Villarejo. The design we have is that almost all these actions are being done with the media, but outside of institutional matters so as not to embarrass the party. I have already told María Dolores de Cospedal that neither you nor anyone should provide nuclear information under any circumstances. And so my team is doing it appropriately little by little.
The strategy to attack the independence supporters by leaking supposed corruption scandals to certain media began just a few days after this conversation between Villarejo and Alicia Sánchez Camacho.
Villarejo. Starting on the 12th [of November], we will tighten the grip, and from the 15th to the 25th, it’ll be brutal tightening. I trust that the media won’t fail in some way.
Sánchez Camacho. If they don’t achieve an absolute majority, this Giró guy says he has a poll showing them at 72…
Villarejo. They have a poll showing them with an absolute majority; the only problem is that they are silent as prostitutes (…) This war we are going to make is to ensure these guys don’t achieve an absolute majority. But from the 26th on, we must continue working hard.
Sánchez Camacho. If they achieve an absolute majority, Spain is doomed.
Villarejo. The thing is that with all these corruptions, we need to imprison them, charge them, and that’s the end of the story.
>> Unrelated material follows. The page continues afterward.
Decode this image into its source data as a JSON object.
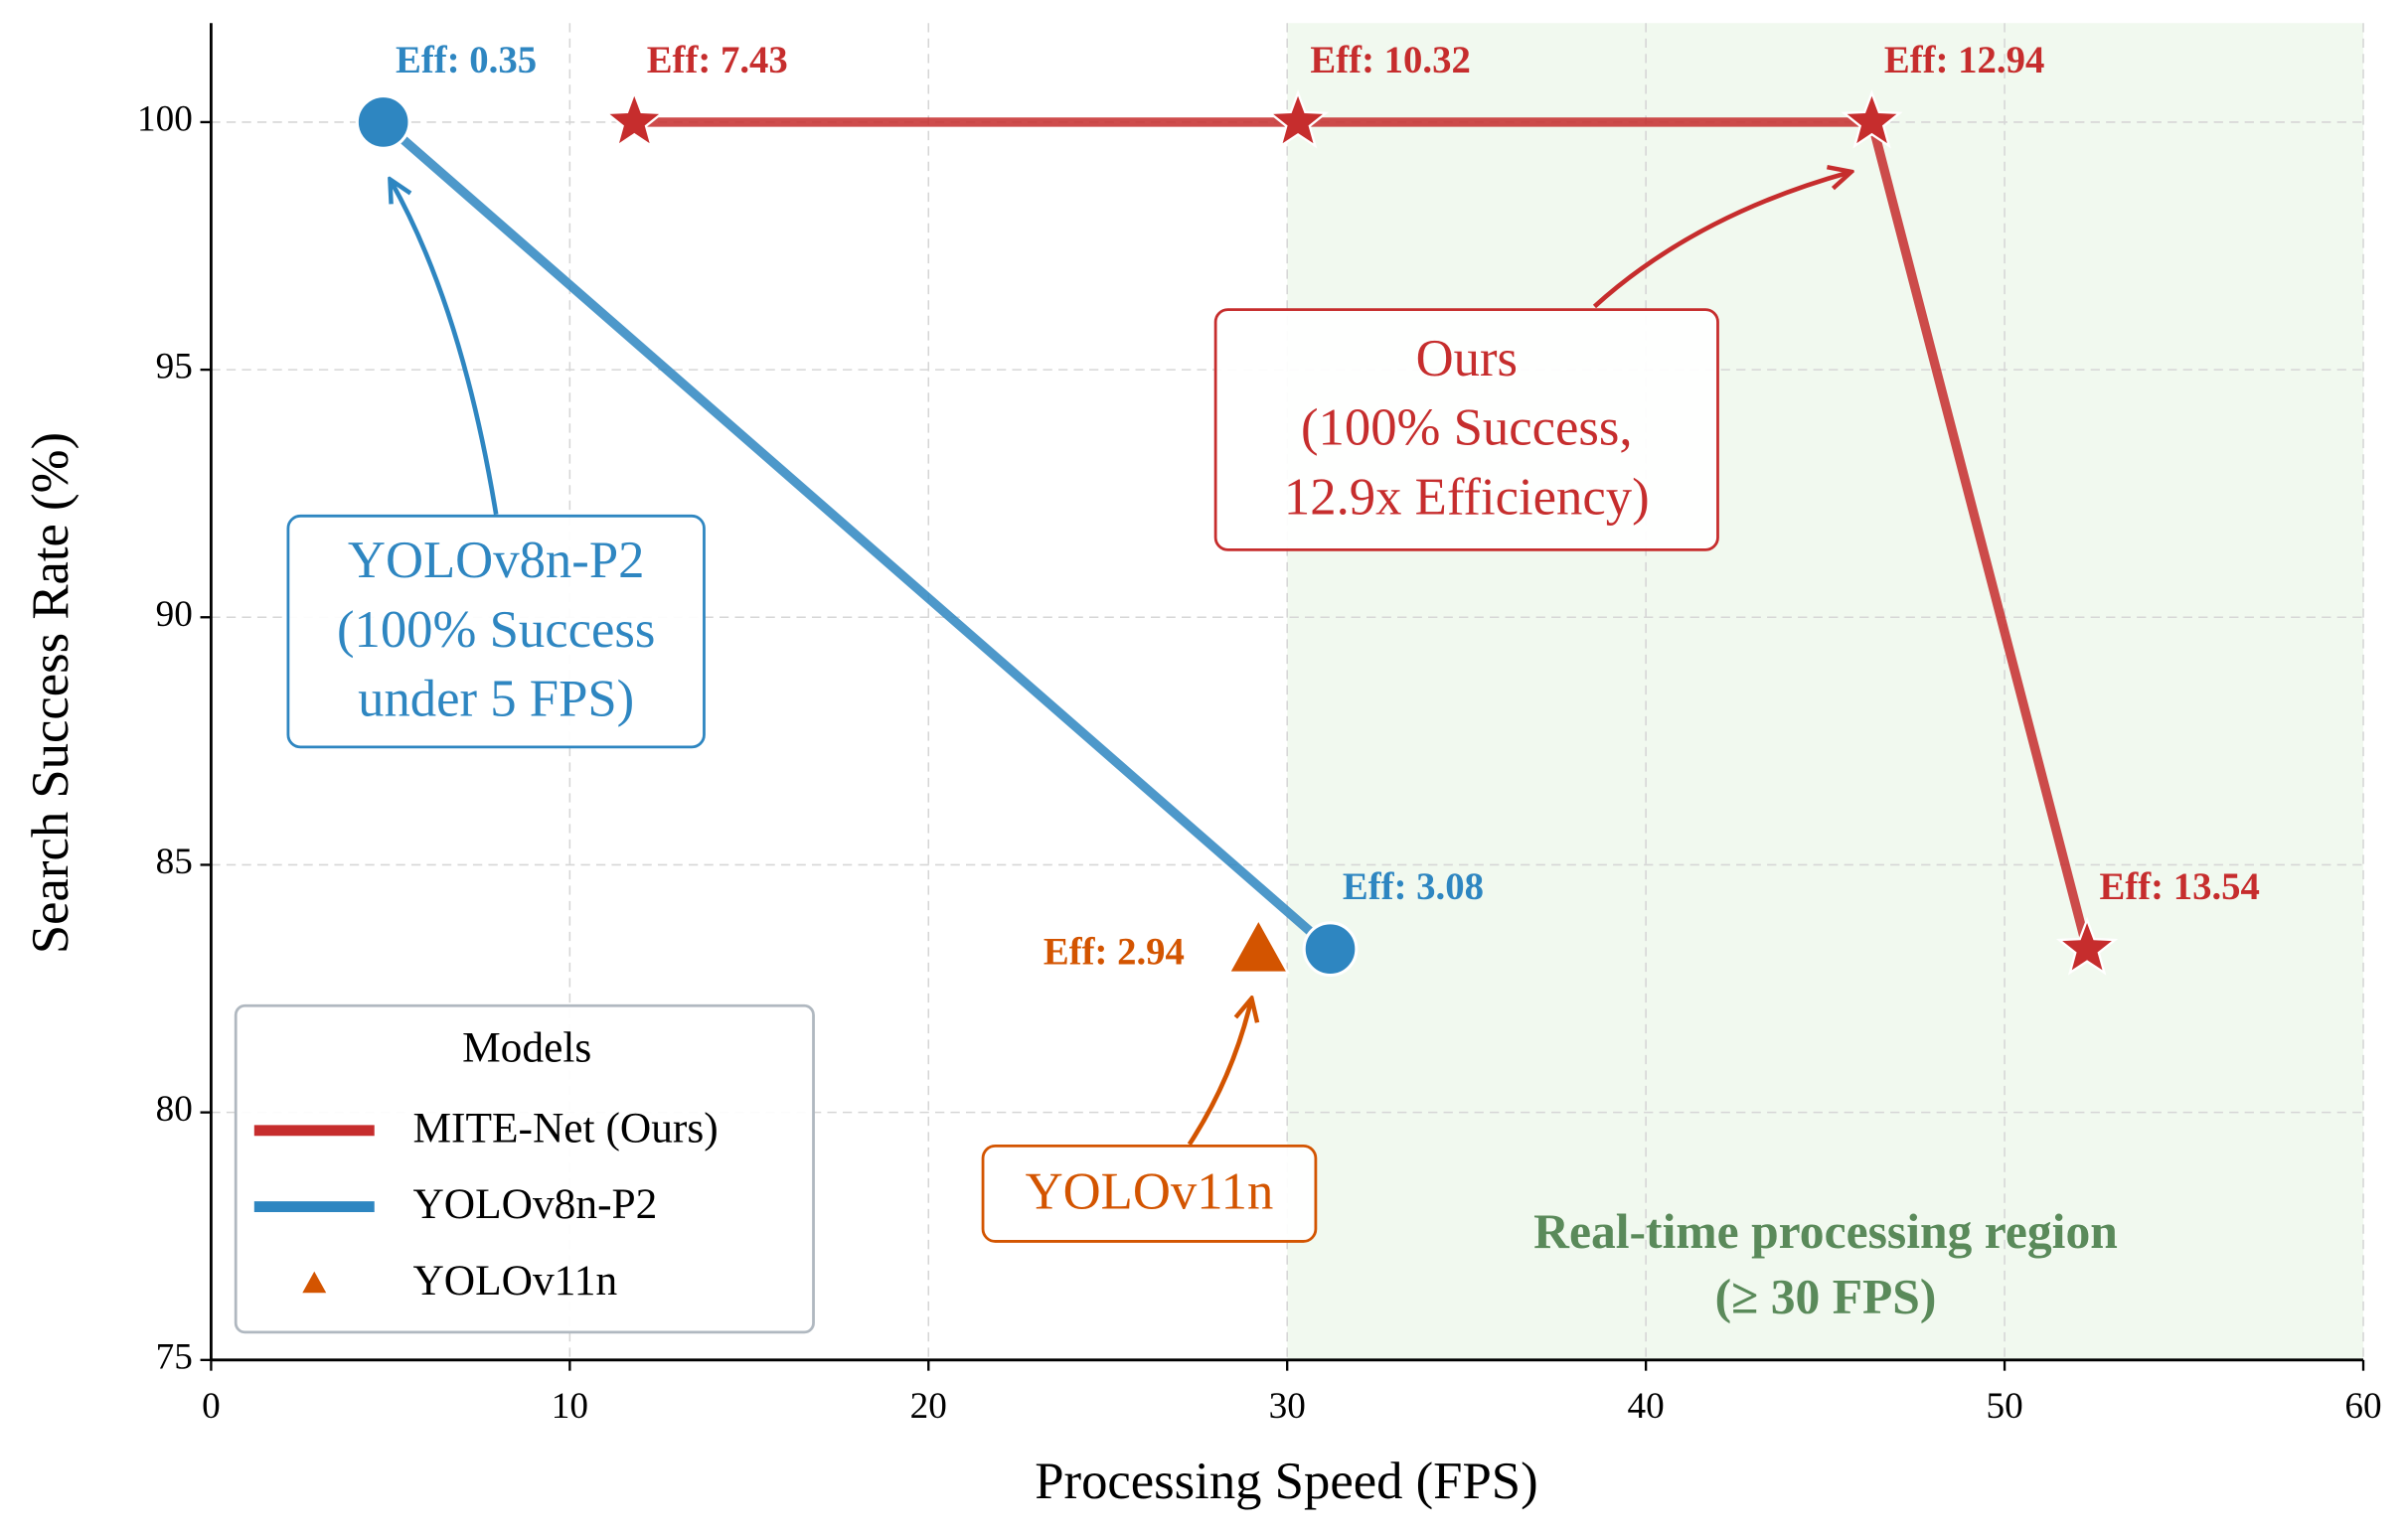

During the two weeks of the electoral campaign, certain media outlets aired supposed police reports of unknown authorship, alleging various corrupt activities attributed to the family of former President Jordi Pujol, as well as to the main leaders of CiU and the Catalan government.
The published information, based on a “draft police report,” continued into the second week of the electoral campaign, alleging a supposed hidden fortune of 137 million euros belonging to Pujol in Geneva; millions of euros hidden by Artur Mas abroad from illegal commissions, and other alleged offenses committed by Catalan councilors. Many of these reports turned out to be false; the victims of this campaign filed lawsuits, but they were shelved.
The conversation between Villarejo and the president of the Catalan PP lasted nearly an hour and concluded with a commitment to collaborate.
Sánchez Camacho. How can I help you more?
Villarejo. Anything you hear about an operation where money was paid from an account abroad, any nuclear and precise information, I have a way to obtain that information later.
The president of the Catalan PP provided Villarejo with the phone numbers of the main independence leaders during that meeting.
CiU won the 2012 elections but lost 12 seats, leaving this party in the hands of ERC to secure the government and continue with its sovereignty plan. “Villarejo’s Operation Catalonia managed to alter the results of the Catalan elections on November 25, 2012,” emphasize the current Catalan independence leaders.